With rebels finally closing in on Tripoli, people have revamped their speculations about Libya’s troubled oil production. The six month conflict has reduced Libyan oil production from about 1.6 million barrels per day before the start to 50,000 barrels per day now. Although analysts are hopeful that the fall of the Gaddafi regime will enable production to increase to about 300,000 barrels per day in a few months, most are doubtful that it will return to pre-conflict levels until after 2013.
IPAA released an analysis this week which pitted the decreasing Libyan oil production against the increasing American oil production. When juxtaposed against one another, it’s the outstanding gains of U.S. production stand crystal clear. Click here to view the full analysis.
Our economists noted:
“Although all Middle Eastern conflicts make us question the future stability of the oil market, the real answer lies within our own borders. The United States, due to shale and tight oil discoveries cropping up throughout the lower 48 states, is more than making up for Libya’s decreased oil production.”

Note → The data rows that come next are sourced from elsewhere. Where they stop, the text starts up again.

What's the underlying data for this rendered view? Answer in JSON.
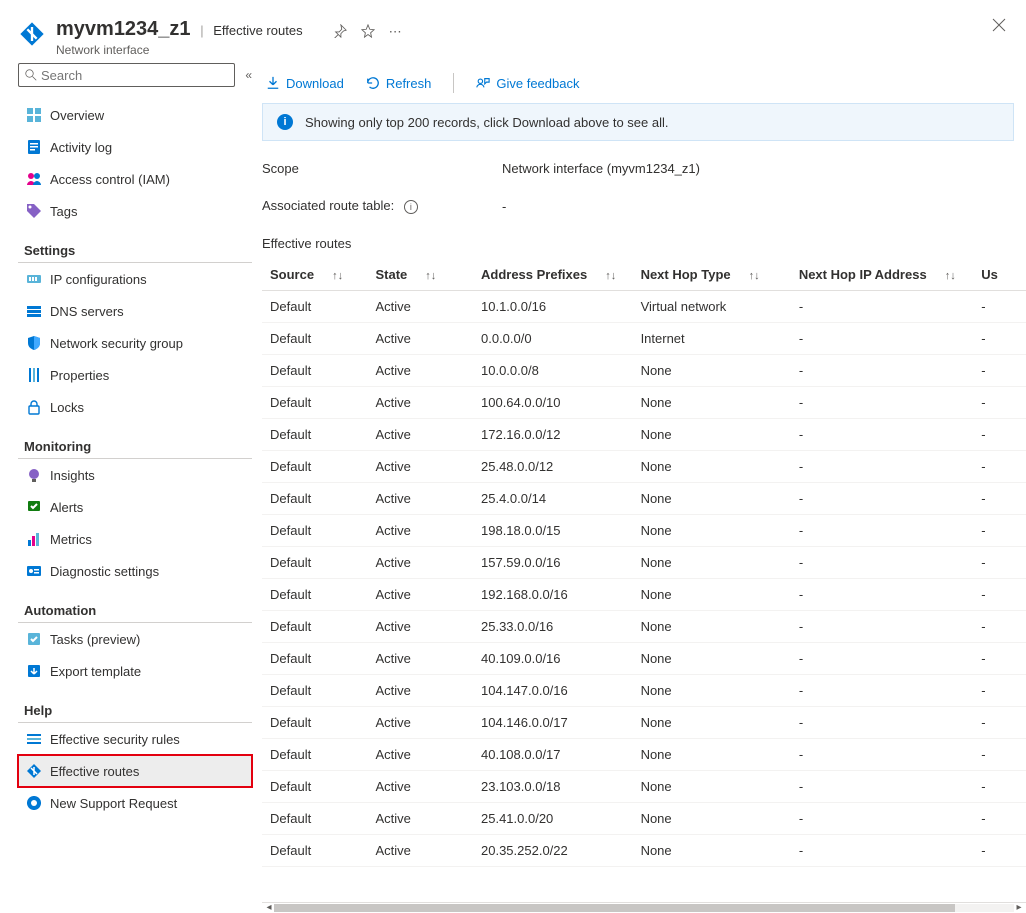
{
  "header": {
    "resource_name": "myvm1234_z1",
    "blade_name": "Effective routes",
    "resource_type": "Network interface"
  },
  "sidebar": {
    "search_placeholder": "Search",
    "top": [
      {
        "key": "overview",
        "label": "Overview",
        "icon": "grid"
      },
      {
        "key": "activity",
        "label": "Activity log",
        "icon": "log"
      },
      {
        "key": "iam",
        "label": "Access control (IAM)",
        "icon": "iam"
      },
      {
        "key": "tags",
        "label": "Tags",
        "icon": "tag"
      }
    ],
    "groups": [
      {
        "title": "Settings",
        "items": [
          {
            "key": "ipconf",
            "label": "IP configurations",
            "icon": "ipconf"
          },
          {
            "key": "dns",
            "label": "DNS servers",
            "icon": "dns"
          },
          {
            "key": "nsg",
            "label": "Network security group",
            "icon": "shield"
          },
          {
            "key": "props",
            "label": "Properties",
            "icon": "props"
          },
          {
            "key": "locks",
            "label": "Locks",
            "icon": "lock"
          }
        ]
      },
      {
        "title": "Monitoring",
        "items": [
          {
            "key": "insights",
            "label": "Insights",
            "icon": "bulb"
          },
          {
            "key": "alerts",
            "label": "Alerts",
            "icon": "alerts"
          },
          {
            "key": "metrics",
            "label": "Metrics",
            "icon": "metrics"
          },
          {
            "key": "diag",
            "label": "Diagnostic settings",
            "icon": "diag"
          }
        ]
      },
      {
        "title": "Automation",
        "items": [
          {
            "key": "tasks",
            "label": "Tasks (preview)",
            "icon": "tasks"
          },
          {
            "key": "export",
            "label": "Export template",
            "icon": "export"
          }
        ]
      },
      {
        "title": "Help",
        "items": [
          {
            "key": "secrules",
            "label": "Effective security rules",
            "icon": "secrules"
          },
          {
            "key": "routes",
            "label": "Effective routes",
            "icon": "routes"
          },
          {
            "key": "support",
            "label": "New Support Request",
            "icon": "support"
          }
        ]
      }
    ],
    "selected_key": "routes"
  },
  "toolbar": {
    "download": "Download",
    "refresh": "Refresh",
    "feedback": "Give feedback"
  },
  "banner": {
    "text": "Showing only top 200 records, click Download above to see all."
  },
  "scope": {
    "label": "Scope",
    "value": "Network interface (myvm1234_z1)"
  },
  "associated": {
    "label": "Associated route table:",
    "value": "-"
  },
  "table": {
    "title": "Effective routes",
    "columns": [
      "Source",
      "State",
      "Address Prefixes",
      "Next Hop Type",
      "Next Hop IP Address",
      "Us"
    ],
    "rows": [
      {
        "source": "Default",
        "state": "Active",
        "prefix": "10.1.0.0/16",
        "nht": "Virtual network",
        "nhip": "-",
        "us": "-"
      },
      {
        "source": "Default",
        "state": "Active",
        "prefix": "0.0.0.0/0",
        "nht": "Internet",
        "nhip": "-",
        "us": "-"
      },
      {
        "source": "Default",
        "state": "Active",
        "prefix": "10.0.0.0/8",
        "nht": "None",
        "nhip": "-",
        "us": "-"
      },
      {
        "source": "Default",
        "state": "Active",
        "prefix": "100.64.0.0/10",
        "nht": "None",
        "nhip": "-",
        "us": "-"
      },
      {
        "source": "Default",
        "state": "Active",
        "prefix": "172.16.0.0/12",
        "nht": "None",
        "nhip": "-",
        "us": "-"
      },
      {
        "source": "Default",
        "state": "Active",
        "prefix": "25.48.0.0/12",
        "nht": "None",
        "nhip": "-",
        "us": "-"
      },
      {
        "source": "Default",
        "state": "Active",
        "prefix": "25.4.0.0/14",
        "nht": "None",
        "nhip": "-",
        "us": "-"
      },
      {
        "source": "Default",
        "state": "Active",
        "prefix": "198.18.0.0/15",
        "nht": "None",
        "nhip": "-",
        "us": "-"
      },
      {
        "source": "Default",
        "state": "Active",
        "prefix": "157.59.0.0/16",
        "nht": "None",
        "nhip": "-",
        "us": "-"
      },
      {
        "source": "Default",
        "state": "Active",
        "prefix": "192.168.0.0/16",
        "nht": "None",
        "nhip": "-",
        "us": "-"
      },
      {
        "source": "Default",
        "state": "Active",
        "prefix": "25.33.0.0/16",
        "nht": "None",
        "nhip": "-",
        "us": "-"
      },
      {
        "source": "Default",
        "state": "Active",
        "prefix": "40.109.0.0/16",
        "nht": "None",
        "nhip": "-",
        "us": "-"
      },
      {
        "source": "Default",
        "state": "Active",
        "prefix": "104.147.0.0/16",
        "nht": "None",
        "nhip": "-",
        "us": "-"
      },
      {
        "source": "Default",
        "state": "Active",
        "prefix": "104.146.0.0/17",
        "nht": "None",
        "nhip": "-",
        "us": "-"
      },
      {
        "source": "Default",
        "state": "Active",
        "prefix": "40.108.0.0/17",
        "nht": "None",
        "nhip": "-",
        "us": "-"
      },
      {
        "source": "Default",
        "state": "Active",
        "prefix": "23.103.0.0/18",
        "nht": "None",
        "nhip": "-",
        "us": "-"
      },
      {
        "source": "Default",
        "state": "Active",
        "prefix": "25.41.0.0/20",
        "nht": "None",
        "nhip": "-",
        "us": "-"
      },
      {
        "source": "Default",
        "state": "Active",
        "prefix": "20.35.252.0/22",
        "nht": "None",
        "nhip": "-",
        "us": "-"
      }
    ]
  }
}
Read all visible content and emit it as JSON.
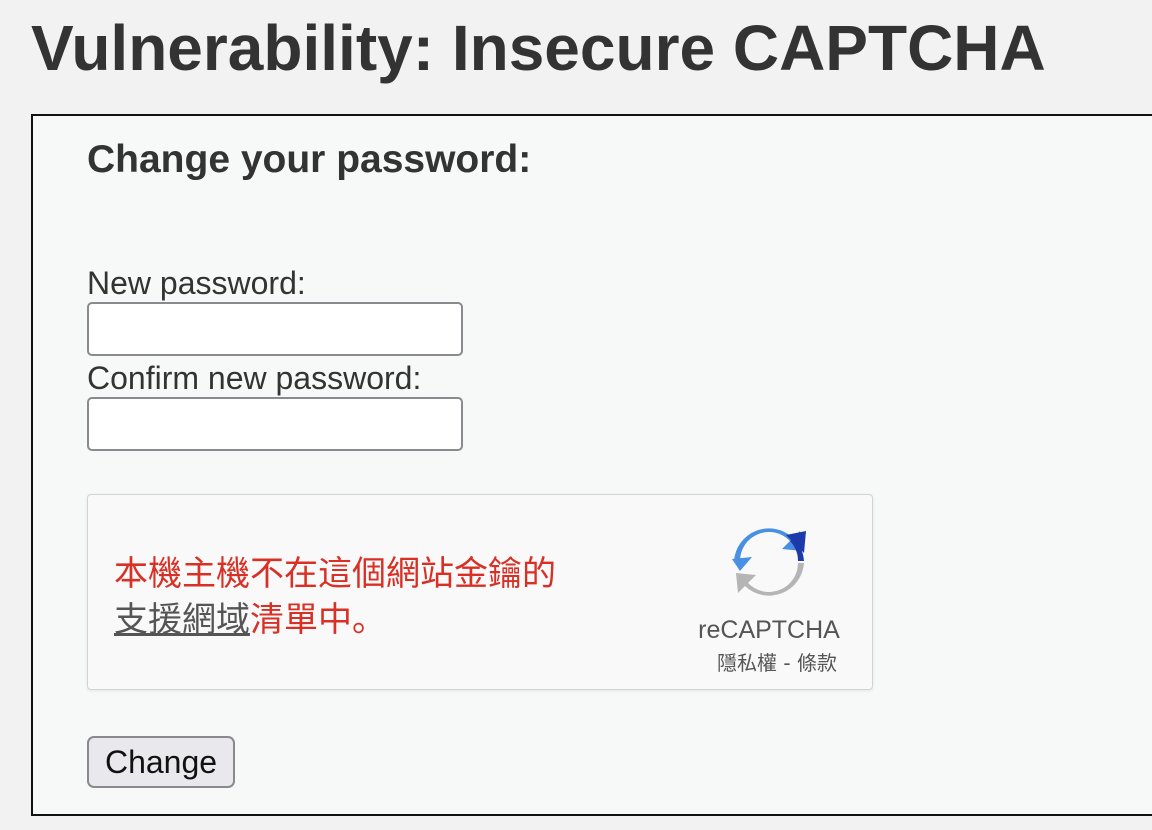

Shocks in the oil supply are no small matter. However, our oil producers in America—lead by independent producers opening up established and emerging shale plays—have our energy needs covered. These numbers reflect the industry excitement demonstrated at the Summer NAPE® conference, which I blogged on earlier this week.
Clearly, the United States is at a crossroads: we can further restrict our own energy development and leave ourselves susceptible to oil supply disruptions from turbulent conflicts overseas, or we can increase our energy security by enacting energy policy that promotes oil production of our vast resources here at home—which will also provide jobs and give our economy a much-needed boost.